RETRY_DELAY = 10 # 30 MIN (REPORTED IN SECONDS)
RETRIES = 5

@task
def extract_forward(Outlet) -> pd.DataFrame:
    """Do one forward iteration of the extract process. Note: Outlet is a class name.
    Returns a dataframe containing a populated database.
    """
    
    outlet = Outlet()
    outlet.collect_data()
    dataset = outlet.return_dataset()
    
    return dataset
    
@flow(name = "extract", retries = RETRIES, retry_delay_seconds = RETRY_DELAY)
def thai_extract() -> pd.DataFrame:
    """Perform the extraction process and return a dataframe for Thailand."""
    
    dataset = TemporaryDatabase({}, 'Thailand')
    
    # ThaiPBSWorld Data
    thaipbs = extract_forward(ThaiPBS)
    if not thaipbs.empty:
        dataset.add_source('ThaiPBSWorld', thaipbs)
    dataset.validate_data(today_date = False)
    dataset.compile()
    
    return dataset.fetch_compiled()

@task(name = "transform")
def transform(dataset) -> pd.DataFrame:
    """Take in a Pandas dataset and perform the transformation process and return two dataframes."""
    
    news_dataset = dataset.drop(columns = ['outlet', 'country_source', 'url'])
    source_dataset = dataset.drop(columns = ['author', 'date', 'tags', 'country'])

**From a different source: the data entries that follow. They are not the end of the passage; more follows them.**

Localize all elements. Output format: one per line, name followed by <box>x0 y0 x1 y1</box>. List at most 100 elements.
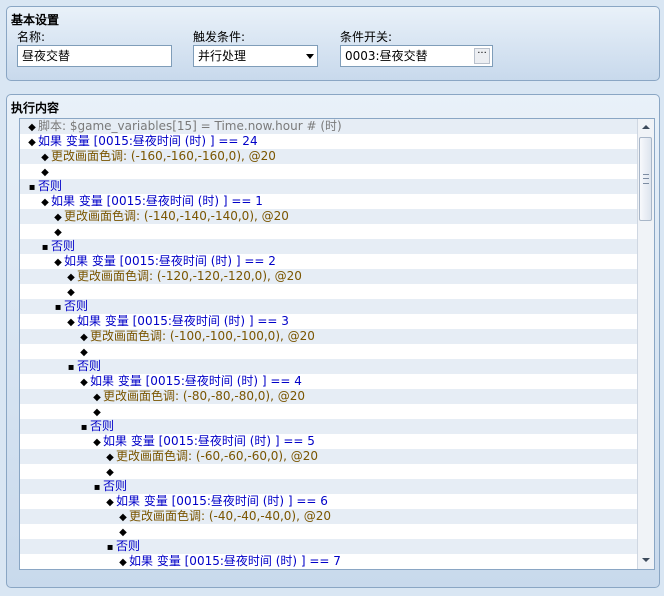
command-row[interactable]: ◆ 更改画面色调: (-80,-80,-80,0), @20 <box>20 389 637 404</box>
command-text: 更改画面色调: (-140,-140,-140,0), @20 <box>64 209 289 223</box>
command-row[interactable]: ◆ <box>20 344 637 359</box>
command-row[interactable]: ◆ 更改画面色调: (-60,-60,-60,0), @20 <box>20 449 637 464</box>
command-text: 更改画面色调: (-80,-80,-80,0), @20 <box>103 389 305 403</box>
diamond-bullet-icon: ◆ <box>106 467 114 478</box>
execution-content-title: 执行内容 <box>11 101 60 115</box>
diamond-bullet-icon: ◆ <box>28 137 36 148</box>
command-row[interactable]: ◆ 如果 变量 [0015:昼夜时间 (时) ] == 3 <box>20 314 637 329</box>
vertical-scrollbar[interactable] <box>637 119 654 569</box>
diamond-bullet-icon: ◆ <box>80 347 88 358</box>
execution-content-panel: 执行内容 ◆ 脚本: $game_variables[15] = Time.now… <box>6 94 660 588</box>
command-row[interactable]: ◆ 如果 变量 [0015:昼夜时间 (时) ] == 24 <box>20 134 637 149</box>
arrow-down-icon <box>642 558 650 562</box>
switch-value: 0003:昼夜交替 <box>345 49 428 63</box>
command-text: 如果 变量 [0015:昼夜时间 (时) ] == 7 <box>129 554 341 568</box>
diamond-bullet-icon: ◆ <box>54 212 62 223</box>
branch-marker-icon: ▪ <box>41 242 49 253</box>
command-text: 如果 变量 [0015:昼夜时间 (时) ] == 5 <box>103 434 315 448</box>
command-row[interactable]: ◆ 如果 变量 [0015:昼夜时间 (时) ] == 7 <box>20 554 637 569</box>
diamond-bullet-icon: ◆ <box>119 557 127 568</box>
command-text: 更改画面色调: (-120,-120,-120,0), @20 <box>77 269 302 283</box>
command-rows: ◆ 脚本: $game_variables[15] = Time.now.hour… <box>20 119 637 569</box>
diamond-bullet-icon: ◆ <box>93 407 101 418</box>
command-row[interactable]: ▪ 否则 <box>20 419 637 434</box>
command-row[interactable]: ◆ 如果 变量 [0015:昼夜时间 (时) ] == 5 <box>20 434 637 449</box>
branch-marker-icon: ▪ <box>28 182 36 193</box>
basic-settings-panel: 基本设置 名称: 昼夜交替 触发条件: 并行处理 条件开关: 0003:昼夜交替… <box>6 6 660 81</box>
command-row[interactable]: ▪ 否则 <box>20 359 637 374</box>
branch-marker-icon: ▪ <box>106 542 114 553</box>
diamond-bullet-icon: ◆ <box>93 437 101 448</box>
diamond-bullet-icon: ◆ <box>67 272 75 283</box>
branch-marker-icon: ▪ <box>67 362 75 373</box>
name-field[interactable]: 昼夜交替 <box>17 45 172 67</box>
command-text: 否则 <box>103 479 128 493</box>
switch-field[interactable]: 0003:昼夜交替 ··· <box>340 45 493 67</box>
command-row[interactable]: ◆ <box>20 284 637 299</box>
diamond-bullet-icon: ◆ <box>41 167 49 178</box>
diamond-bullet-icon: ◆ <box>41 197 49 208</box>
command-text: 否则 <box>116 539 141 553</box>
command-text: 否则 <box>90 419 115 433</box>
command-row[interactable]: ▪ 否则 <box>20 239 637 254</box>
command-row[interactable]: ◆ 更改画面色调: (-120,-120,-120,0), @20 <box>20 269 637 284</box>
command-row[interactable]: ▪ 否则 <box>20 299 637 314</box>
grip-icon <box>643 174 649 184</box>
event-command-list[interactable]: ◆ 脚本: $game_variables[15] = Time.now.hour… <box>19 118 655 570</box>
command-text: 如果 变量 [0015:昼夜时间 (时) ] == 4 <box>90 374 302 388</box>
command-row[interactable]: ◆ 脚本: $game_variables[15] = Time.now.hour… <box>20 119 637 134</box>
command-text: 如果 变量 [0015:昼夜时间 (时) ] == 6 <box>116 494 328 508</box>
command-row[interactable]: ◆ <box>20 164 637 179</box>
command-text: 否则 <box>64 299 89 313</box>
command-row[interactable]: ◆ 更改画面色调: (-160,-160,-160,0), @20 <box>20 149 637 164</box>
branch-marker-icon: ▪ <box>54 302 62 313</box>
scroll-down-button[interactable] <box>638 552 654 569</box>
ellipsis-icon[interactable]: ··· <box>474 48 490 64</box>
command-text: 如果 变量 [0015:昼夜时间 (时) ] == 2 <box>64 254 276 268</box>
diamond-bullet-icon: ◆ <box>119 512 127 523</box>
command-row[interactable]: ◆ <box>20 524 637 539</box>
name-label: 名称: <box>17 30 46 44</box>
diamond-bullet-icon: ◆ <box>106 497 114 508</box>
command-row[interactable]: ◆ 更改画面色调: (-40,-40,-40,0), @20 <box>20 509 637 524</box>
diamond-bullet-icon: ◆ <box>28 122 36 133</box>
command-text: 脚本: $game_variables[15] = Time.now.hour … <box>38 119 342 133</box>
command-text: 否则 <box>77 359 102 373</box>
command-row[interactable]: ◆ 更改画面色调: (-140,-140,-140,0), @20 <box>20 209 637 224</box>
command-row[interactable]: ▪ 否则 <box>20 179 637 194</box>
command-text: 否则 <box>38 179 63 193</box>
scroll-up-button[interactable] <box>638 119 654 136</box>
switch-label: 条件开关: <box>340 30 393 44</box>
diamond-bullet-icon: ◆ <box>80 377 88 388</box>
command-row[interactable]: ◆ <box>20 404 637 419</box>
command-text: 更改画面色调: (-60,-60,-60,0), @20 <box>116 449 318 463</box>
diamond-bullet-icon: ◆ <box>106 452 114 463</box>
command-text: 如果 变量 [0015:昼夜时间 (时) ] == 1 <box>51 194 263 208</box>
command-text: 更改画面色调: (-160,-160,-160,0), @20 <box>51 149 276 163</box>
command-row[interactable]: ▪ 否则 <box>20 539 637 554</box>
command-row[interactable]: ◆ 如果 变量 [0015:昼夜时间 (时) ] == 2 <box>20 254 637 269</box>
diamond-bullet-icon: ◆ <box>119 527 127 538</box>
branch-marker-icon: ▪ <box>93 482 101 493</box>
diamond-bullet-icon: ◆ <box>67 287 75 298</box>
trigger-select[interactable]: 并行处理 <box>193 45 318 67</box>
command-row[interactable]: ◆ 如果 变量 [0015:昼夜时间 (时) ] == 4 <box>20 374 637 389</box>
diamond-bullet-icon: ◆ <box>41 152 49 163</box>
command-row[interactable]: ◆ <box>20 224 637 239</box>
command-row[interactable]: ◆ <box>20 464 637 479</box>
command-row[interactable]: ◆ 更改画面色调: (-100,-100,-100,0), @20 <box>20 329 637 344</box>
command-row[interactable]: ▪ 否则 <box>20 479 637 494</box>
scrollbar-thumb[interactable] <box>639 137 652 221</box>
diamond-bullet-icon: ◆ <box>80 332 88 343</box>
command-text: 更改画面色调: (-100,-100,-100,0), @20 <box>90 329 315 343</box>
command-text: 如果 变量 [0015:昼夜时间 (时) ] == 24 <box>38 134 258 148</box>
basic-settings-title: 基本设置 <box>11 13 60 27</box>
trigger-label: 触发条件: <box>193 30 246 44</box>
command-text: 如果 变量 [0015:昼夜时间 (时) ] == 3 <box>77 314 289 328</box>
command-row[interactable]: ◆ 如果 变量 [0015:昼夜时间 (时) ] == 6 <box>20 494 637 509</box>
diamond-bullet-icon: ◆ <box>54 227 62 238</box>
name-value: 昼夜交替 <box>22 49 71 63</box>
command-row[interactable]: ◆ 如果 变量 [0015:昼夜时间 (时) ] == 1 <box>20 194 637 209</box>
diamond-bullet-icon: ◆ <box>54 257 62 268</box>
arrow-up-icon <box>642 125 650 129</box>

    return {'News': news_dataset, 'Source': source_dataset}

@task(name = "load")
def load(dataset: dict) -> None:
    """Load the dataset into a csv (Add database later!). 
    
    Note, that the dataset here is the format is like the one in transform method."""
    
    dataset['News'].to_csv('news.csv', index = False) 
    dataset['Source'].to_csv('news_sources.csv', index = False)
    
    return dataset

@flow(log_prints = True)
def complete_pipeline():
    """The complete ETL pipeline."""
    
    dataset = thai_extract()
    dataset = transform(dataset)
    dataset = load(dataset)

if __name__ == "__main__":
    complete_pipeline()
d

Deceivious

07/19/2023, 9:29 AM
Missing information. How is the deployment done? Where are the agents running? If its docker - the file is inside the container.
c

Christopher Sastropranoto

07/19/2023, 3:06 PM
The deployment was done using a virtual environment. The agent was also running on a virtual environment. I'm new to data engineering so thank you for your patience.
d

Deceivious

07/19/2023, 6:59 PM
Unsure.Maybe try log the working directory. If the flows complete the fileshould be somewhere.
c

Christopher Sastropranoto

07/19/2023, 7:03 PM
it's weird because when I run it on my IDE, it successfully creates the csv files I want. It's just that when I deploy, then there's a problem
as for the logs, everything seems to run successfully
Screenshot 2023-07-19 at 3.03.54 PM.png
d

Deceivious

07/19/2023, 7:04 PM
Yes on the load function log the current working directory.
and deploy and run the code to see where the files are actually being saved.
c

Christopher Sastropranoto

07/19/2023, 7:06 PM
This is what i'm getting when I look at the log for the load function.
d

Deceivious

07/19/2023, 7:07 PM
prefect.get_run_logger().info(os.getcwd())
c

Christopher Sastropranoto

07/19/2023, 7:14 PM
Here is the logs when I run the file, however, the csv files still aren't created
sorry for being slow 🙏
d

Deceivious

07/19/2023, 7:14 PM
Is the folder there tho?
c

Christopher Sastropranoto

07/19/2023, 7:15 PM
yep, I can access the folder
the folder shown above seems to be a direct copy of my working directoy
Just in case, here is how I modified my original load function:
Copy code
@task(name = "load")
def load(dataset: dict) -> None:
    """Load the dataset into a csv (Add database later!). 
    
    Note, that the dataset here is the format is like the one in transform method."""
    
    get_run_logger().info(os.getcwd())
    for item in dataset:
        dataset[item].to_csv(f'{item}.csv', index = False)
    
    return dataset
d

Deceivious

07/19/2023, 7:23 PM
Out of ideas. Maybe try specify the full path instead of relative?
Unless the dataset is empty 😄
c

Christopher Sastropranoto

07/19/2023, 7:30 PM
Yes! The full file path worked ! Thank you very much for this! You're the best 😁